Jリーグはワールドカップのために約2ヶ月間の中断を迎えたが、今週末にいよいよ再開。首位ターンを決めた浦和は新潟と対戦するが、槙野が気合を入れたようにこの一戦は今後を見据えた上でも非常に大事になる。浦和は新潟戦を終えたら翌週のミッドウィークで徳島と対戦し、続いてホームの鹿島戦、ホームの神戸戦、そしてアウェイの川崎F戦と難敵との一戦が目白押しなのだ。鹿島、神戸、川崎Fは現時点でいずれも浦和から勝点5差とすぐ後ろに迫ってきている。中断明けに迎える強敵との連戦で躓くと、終盤の優勝争いで星勘定が苦しくなる危険性がある。逆にこの厳しい日程をうまく乗り切れればタイトル争いで優位に立てるだけに、まずは一発目の新潟戦で弾みを付けたい。
新潟には2006年7月を最後に15試合負けていない。さらにはホームではこれまで8勝2分けと過去に一度も負けたことがない。過去の戦績だけ見れば圧倒的に優位な一戦になるが、そんな風に感じている選手は一人もいない。
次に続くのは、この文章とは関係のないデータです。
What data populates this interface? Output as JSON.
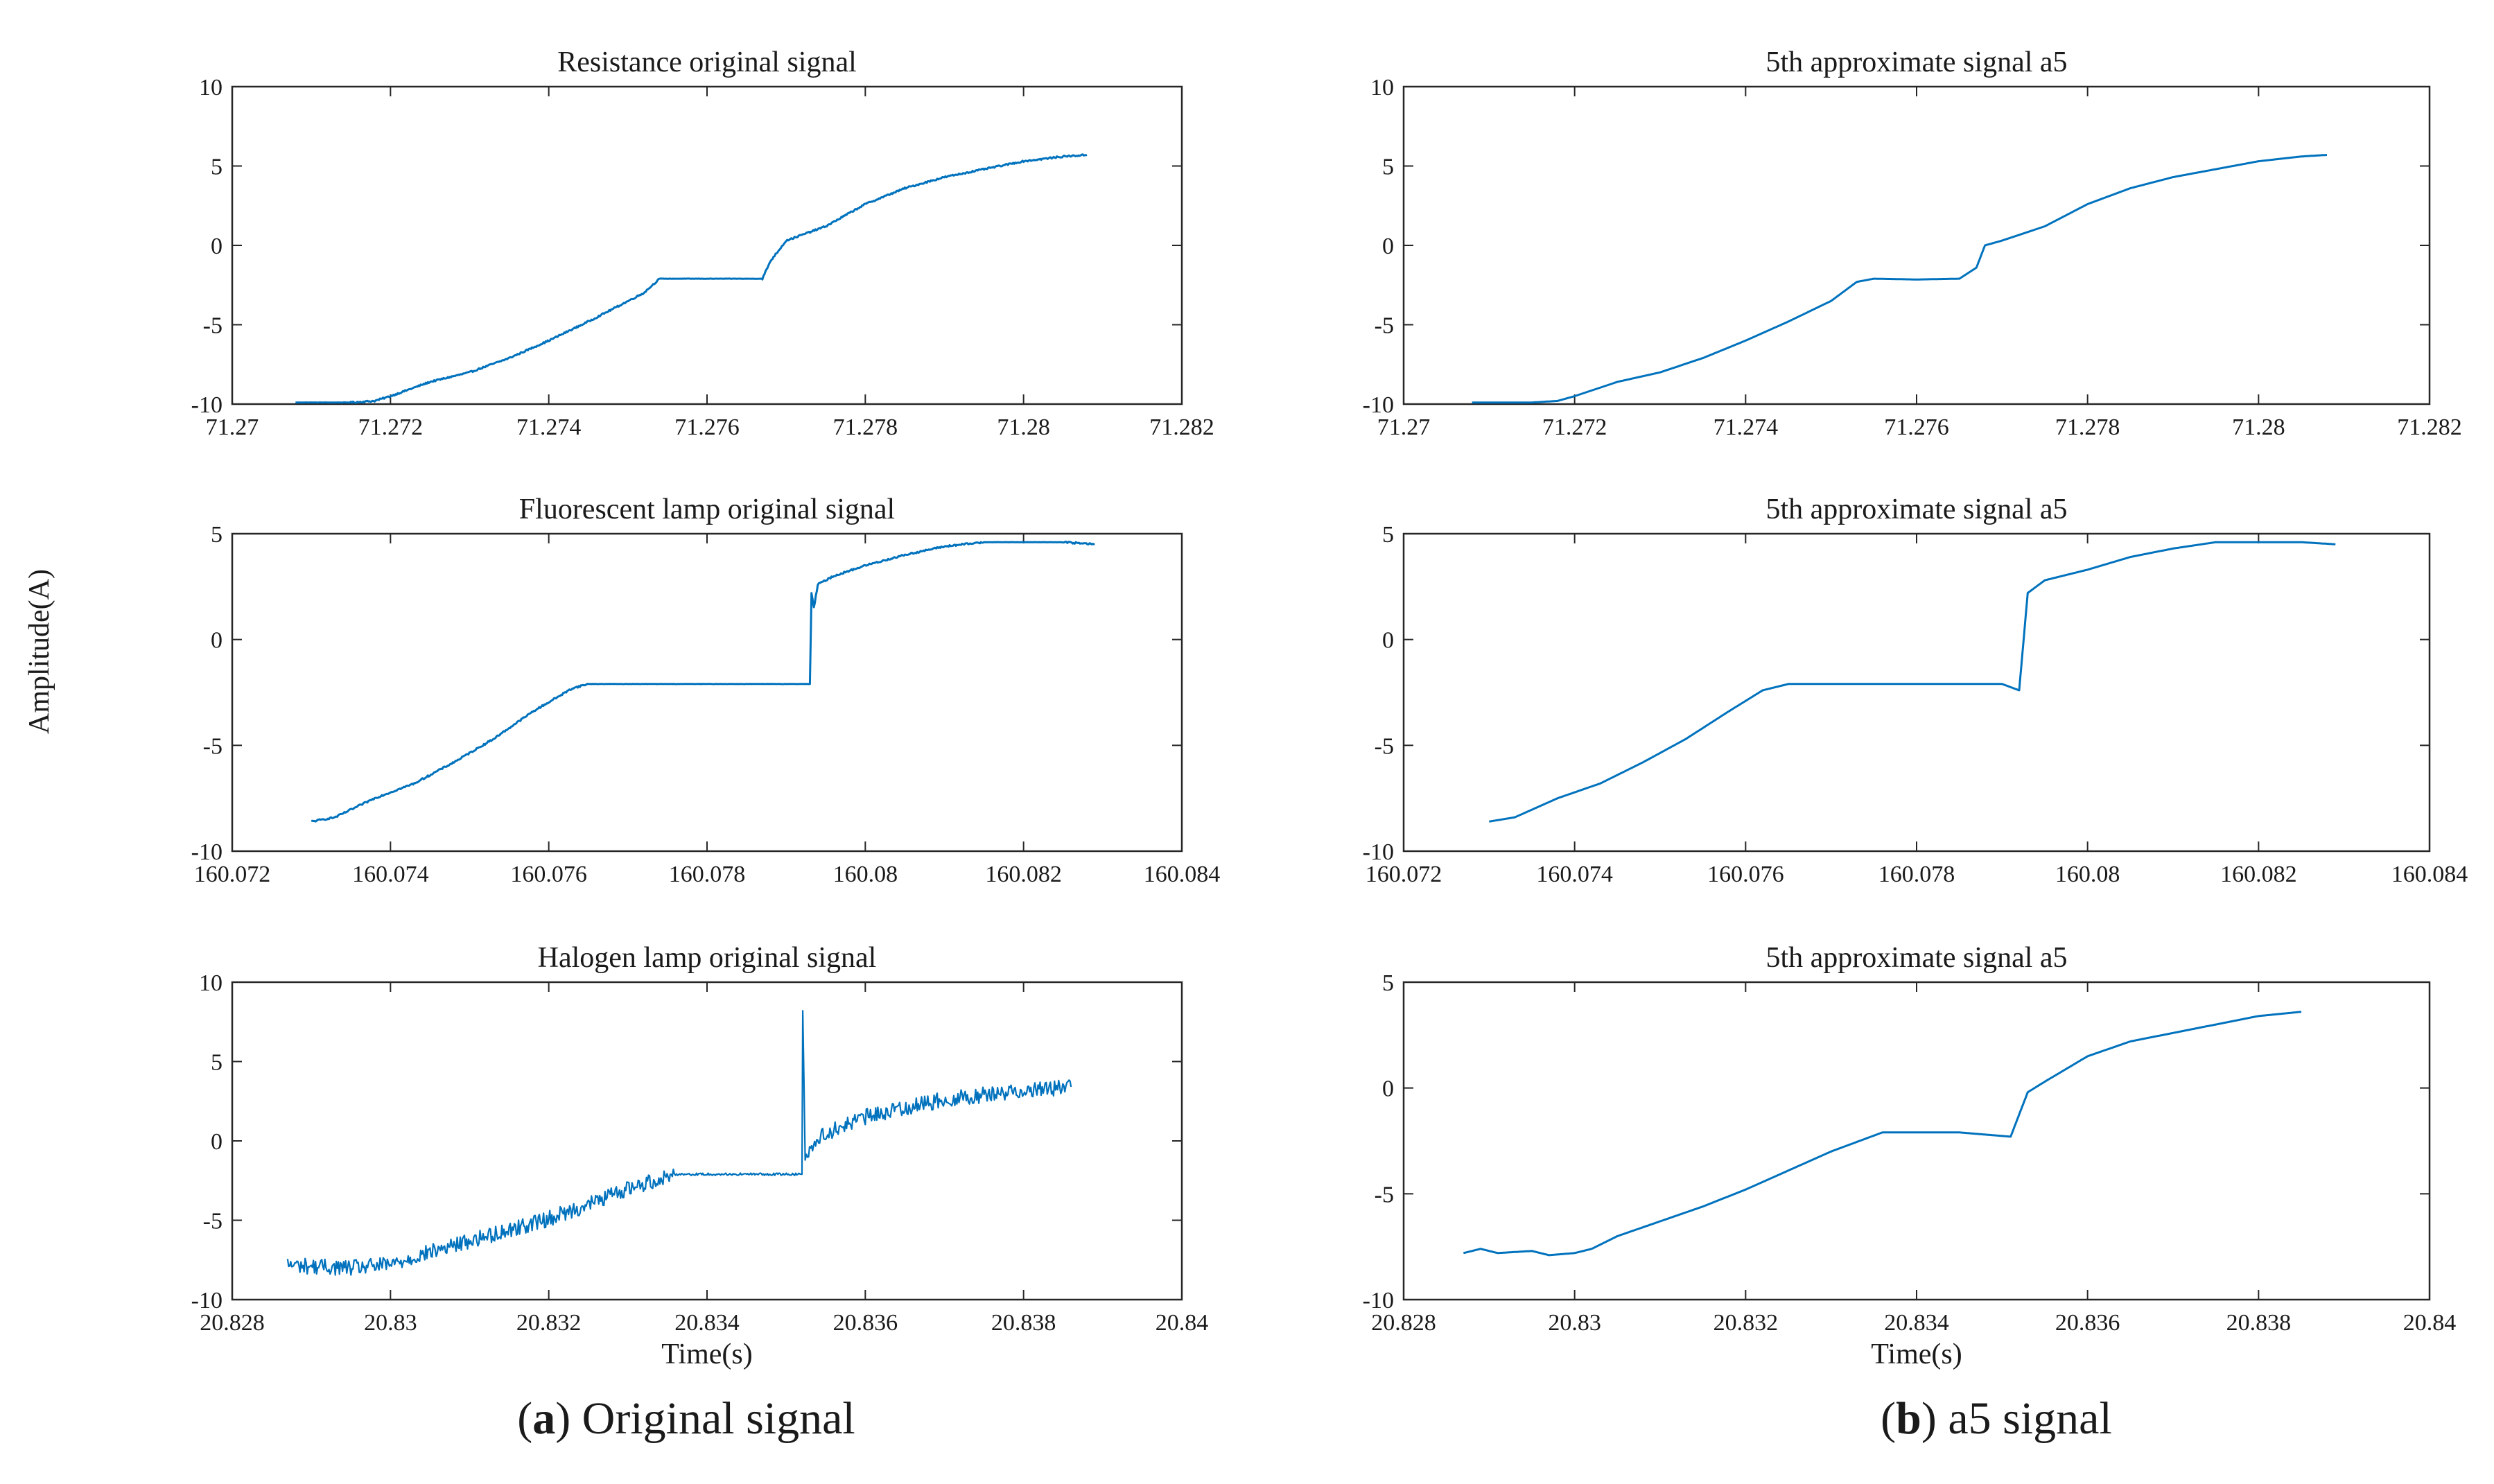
{
  "figure": {
    "ylabel": "Amplitude(A)",
    "captions": [
      {
        "label": "a",
        "text": "Original signal"
      },
      {
        "label": "b",
        "text": "a5 signal"
      }
    ],
    "line_color": "#0072BD",
    "axes_color": "#262626"
  },
  "chart_data": [
    {
      "type": "line",
      "title": "Resistance original signal",
      "xlabel": "",
      "ylabel": "Amplitude(A)",
      "xlim": [
        71.27,
        71.282
      ],
      "ylim": [
        -10,
        10
      ],
      "xticks": [
        71.27,
        71.272,
        71.274,
        71.276,
        71.278,
        71.28,
        71.282
      ],
      "xtick_labels": [
        "71.27",
        "71.272",
        "71.274",
        "71.276",
        "71.278",
        "71.28",
        "71.282"
      ],
      "yticks": [
        -10,
        -5,
        0,
        5,
        10
      ],
      "ytick_labels": [
        "-10",
        "-5",
        "0",
        "5",
        "10"
      ],
      "noise": 0.05,
      "series": [
        {
          "name": "Resistance",
          "x": [
            71.2708,
            71.2715,
            71.2718,
            71.272,
            71.2725,
            71.273,
            71.2735,
            71.274,
            71.2745,
            71.2752,
            71.2754,
            71.2757,
            71.2763,
            71.2767,
            71.2768,
            71.277,
            71.2775,
            71.278,
            71.2785,
            71.279,
            71.2795,
            71.28,
            71.2805,
            71.2808
          ],
          "y": [
            -9.9,
            -9.9,
            -9.8,
            -9.5,
            -8.6,
            -8.0,
            -7.1,
            -6.0,
            -4.8,
            -3.0,
            -2.1,
            -2.1,
            -2.1,
            -2.1,
            -1.0,
            0.3,
            1.2,
            2.6,
            3.6,
            4.3,
            4.8,
            5.3,
            5.6,
            5.7
          ]
        }
      ]
    },
    {
      "type": "line",
      "title": "5th approximate signal a5",
      "xlabel": "",
      "ylabel": "",
      "xlim": [
        71.27,
        71.282
      ],
      "ylim": [
        -10,
        10
      ],
      "xticks": [
        71.27,
        71.272,
        71.274,
        71.276,
        71.278,
        71.28,
        71.282
      ],
      "xtick_labels": [
        "71.27",
        "71.272",
        "71.274",
        "71.276",
        "71.278",
        "71.28",
        "71.282"
      ],
      "yticks": [
        -10,
        -5,
        0,
        5,
        10
      ],
      "ytick_labels": [
        "-10",
        "-5",
        "0",
        "5",
        "10"
      ],
      "noise": 0,
      "series": [
        {
          "name": "a5",
          "x": [
            71.2708,
            71.2715,
            71.2718,
            71.272,
            71.2725,
            71.273,
            71.2735,
            71.274,
            71.2745,
            71.275,
            71.2753,
            71.2755,
            71.276,
            71.2765,
            71.2767,
            71.2768,
            71.277,
            71.2775,
            71.278,
            71.2785,
            71.279,
            71.2795,
            71.28,
            71.2805,
            71.2808
          ],
          "y": [
            -9.9,
            -9.9,
            -9.8,
            -9.5,
            -8.6,
            -8.0,
            -7.1,
            -6.0,
            -4.8,
            -3.5,
            -2.3,
            -2.1,
            -2.15,
            -2.1,
            -1.4,
            0.0,
            0.3,
            1.2,
            2.6,
            3.6,
            4.3,
            4.8,
            5.3,
            5.6,
            5.7
          ]
        }
      ]
    },
    {
      "type": "line",
      "title": "Fluorescent lamp original signal",
      "xlabel": "",
      "ylabel": "Amplitude(A)",
      "xlim": [
        160.072,
        160.084
      ],
      "ylim": [
        -10,
        5
      ],
      "xticks": [
        160.072,
        160.074,
        160.076,
        160.078,
        160.08,
        160.082,
        160.084
      ],
      "xtick_labels": [
        "160.072",
        "160.074",
        "160.076",
        "160.078",
        "160.08",
        "160.082",
        "160.084"
      ],
      "yticks": [
        -10,
        -5,
        0,
        5
      ],
      "ytick_labels": [
        "-10",
        "-5",
        "0",
        "5"
      ],
      "noise": 0.04,
      "series": [
        {
          "name": "Fluorescent lamp",
          "x": [
            160.073,
            160.0733,
            160.0738,
            160.0743,
            160.0748,
            160.0753,
            160.0758,
            160.0763,
            160.0765,
            160.077,
            160.0775,
            160.078,
            160.0785,
            160.079,
            160.0793,
            160.07932,
            160.07935,
            160.0794,
            160.0796,
            160.08,
            160.0805,
            160.081,
            160.0815,
            160.082,
            160.0825,
            160.0829
          ],
          "y": [
            -8.6,
            -8.4,
            -7.5,
            -6.8,
            -5.8,
            -4.7,
            -3.4,
            -2.3,
            -2.1,
            -2.1,
            -2.1,
            -2.1,
            -2.1,
            -2.1,
            -2.1,
            2.2,
            1.5,
            2.6,
            3.0,
            3.5,
            4.0,
            4.4,
            4.6,
            4.6,
            4.6,
            4.5
          ]
        }
      ]
    },
    {
      "type": "line",
      "title": "5th approximate signal a5",
      "xlabel": "",
      "ylabel": "",
      "xlim": [
        160.072,
        160.084
      ],
      "ylim": [
        -10,
        5
      ],
      "xticks": [
        160.072,
        160.074,
        160.076,
        160.078,
        160.08,
        160.082,
        160.084
      ],
      "xtick_labels": [
        "160.072",
        "160.074",
        "160.076",
        "160.078",
        "160.08",
        "160.082",
        "160.084"
      ],
      "yticks": [
        -10,
        -5,
        0,
        5
      ],
      "ytick_labels": [
        "-10",
        "-5",
        "0",
        "5"
      ],
      "noise": 0,
      "series": [
        {
          "name": "a5",
          "x": [
            160.073,
            160.0733,
            160.0738,
            160.0743,
            160.0748,
            160.0753,
            160.0758,
            160.0762,
            160.0765,
            160.077,
            160.0775,
            160.078,
            160.0785,
            160.079,
            160.0792,
            160.0793,
            160.0795,
            160.0797,
            160.08,
            160.0805,
            160.081,
            160.0815,
            160.082,
            160.0825,
            160.0829
          ],
          "y": [
            -8.6,
            -8.4,
            -7.5,
            -6.8,
            -5.8,
            -4.7,
            -3.4,
            -2.4,
            -2.1,
            -2.1,
            -2.1,
            -2.1,
            -2.1,
            -2.1,
            -2.4,
            2.2,
            2.8,
            3.0,
            3.3,
            3.9,
            4.3,
            4.6,
            4.6,
            4.6,
            4.5
          ]
        }
      ]
    },
    {
      "type": "line",
      "title": "Halogen lamp original signal",
      "xlabel": "Time(s)",
      "ylabel": "Amplitude(A)",
      "xlim": [
        20.828,
        20.84
      ],
      "ylim": [
        -10,
        10
      ],
      "xticks": [
        20.828,
        20.83,
        20.832,
        20.834,
        20.836,
        20.838,
        20.84
      ],
      "xtick_labels": [
        "20.828",
        "20.83",
        "20.832",
        "20.834",
        "20.836",
        "20.838",
        "20.84"
      ],
      "yticks": [
        -10,
        -5,
        0,
        5,
        10
      ],
      "ytick_labels": [
        "-10",
        "-5",
        "0",
        "5",
        "10"
      ],
      "noise": 0.5,
      "series": [
        {
          "name": "Halogen lamp",
          "x": [
            20.8287,
            20.829,
            20.8295,
            20.83,
            20.8305,
            20.831,
            20.8315,
            20.832,
            20.8325,
            20.833,
            20.8336,
            20.834,
            20.8345,
            20.8352,
            20.83521,
            20.83524,
            20.83527,
            20.8355,
            20.836,
            20.8365,
            20.837,
            20.8375,
            20.838,
            20.8386
          ],
          "y": [
            -7.8,
            -7.9,
            -8.0,
            -7.8,
            -7.0,
            -6.3,
            -5.6,
            -4.9,
            -4.0,
            -3.0,
            -2.1,
            -2.1,
            -2.1,
            -2.1,
            8.2,
            -1.0,
            -0.6,
            0.5,
            1.5,
            2.1,
            2.6,
            2.9,
            3.2,
            3.4
          ]
        }
      ]
    },
    {
      "type": "line",
      "title": "5th approximate signal a5",
      "xlabel": "Time(s)",
      "ylabel": "",
      "xlim": [
        20.828,
        20.84
      ],
      "ylim": [
        -10,
        5
      ],
      "xticks": [
        20.828,
        20.83,
        20.832,
        20.834,
        20.836,
        20.838,
        20.84
      ],
      "xtick_labels": [
        "20.828",
        "20.83",
        "20.832",
        "20.834",
        "20.836",
        "20.838",
        "20.84"
      ],
      "yticks": [
        -10,
        -5,
        0,
        5
      ],
      "ytick_labels": [
        "-10",
        "-5",
        "0",
        "5"
      ],
      "noise": 0,
      "series": [
        {
          "name": "a5",
          "x": [
            20.8287,
            20.8289,
            20.8291,
            20.8295,
            20.8297,
            20.83,
            20.8302,
            20.8305,
            20.831,
            20.8315,
            20.832,
            20.8325,
            20.833,
            20.8336,
            20.834,
            20.8345,
            20.8351,
            20.8353,
            20.8355,
            20.836,
            20.8365,
            20.837,
            20.8375,
            20.838,
            20.8385
          ],
          "y": [
            -7.8,
            -7.6,
            -7.8,
            -7.7,
            -7.9,
            -7.8,
            -7.6,
            -7.0,
            -6.3,
            -5.6,
            -4.8,
            -3.9,
            -3.0,
            -2.1,
            -2.1,
            -2.1,
            -2.3,
            -0.2,
            0.3,
            1.5,
            2.2,
            2.6,
            3.0,
            3.4,
            3.6
          ]
        }
      ]
    }
  ]
}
槙野が「結果がついていても内容がよくないのが新潟戦」と話すように、新潟との最近の試合では常に苦戦を強いられている。昨シーズンは1−0、2−0と2連勝を収めたが、いずれの試合も新潟のパフォーマンスが浦和のそれを凌駕していたと言っても過言ではない。今年もヤマザキナビスコカップで新潟とぶつかった時には1−0で白星を飾ったものの、やはり手を焼かされた。新潟との一戦はいつでも一筋縄ではいかない。そのため、今週17日の練習前にはミーティングを1時間みっちり行い、「今までは少し自分たちの嫌なところを突かれていたので、特に守備に重きをおいて、スライドだったり、誰が誰に付くとか、細かいポイントをビデオを見ながら確認した」(槙野)。その成果が試合で発揮されるかどうか注目して見ていきたい。
対する新潟は浦和と勝点7差の8位で中断期間を迎えた。黒星はリーグ最少の2試合のみだが、引き分けの数がリーグ最多の7試合。すでに昨シーズンの数(4試合)を上回っており、勝ち切れない試合が多い。接戦をものにできない原因はやはり決定力不足にある。総得点14はリーグワースト4位の成績。昨シーズン、川崎Fの大久保嘉人と最後まで得点王争いを演じた川又堅碁が、今年は14試合で3得点と苦しんでいるのがそのままチームにも大きな影を落としている。
その川又とコンビを組む鈴木武蔵、岡本英也や田中達也もそれぞれ1得点。中断期間にスペイン3部のバレンシア・メスタージャから指宿洋史を補強したことからも、前線の爆発力に悩みを抱えていることがわかる。新潟は強度の高いプレーを保てる好チームだ。前線から厳しく相手にプレスをかけ、時間とスペースを奪って自由を与えない。布陣もコンパクトに保たれ、球際にも強いため、守備で大崩れすることは考えにくい。柳下正明監督の元、いい守備からいい攻撃につなげていくというモダンなスタイルを継続しており、そう簡単に隙は見せない。浦和としては息の詰まる膠着状態に持ちもまれたとしても、そこで慌てないこと。柏木陽介も「攻撃では相手がプレッシャーに来てなかなか良いチャンスを作れないかもしれないけど、我慢していたら絶対にチャンスは来る」と持久戦を覚悟している。
新潟の厳しいプレスをかわせるかどうかは勝敗に関わる重要なポイントになるだろう。ハメられて追い詰められる展開になると苦戦は必死だが、うまくかわすことができれば、相手は体力を無駄に消耗し、守備にほころびも生まれやすくなる。そのためには後方でのビルドアップの質を高めていくこと。槙野は「前からハメてくるチームに対しては後ろの僕らの持ち運びが重要になってくる」と力を込める。浦和のパス回しと、新潟のプレッシング。どちらの特徴が相手を凌駕するのか、それはこの試合の大きな見どころになる。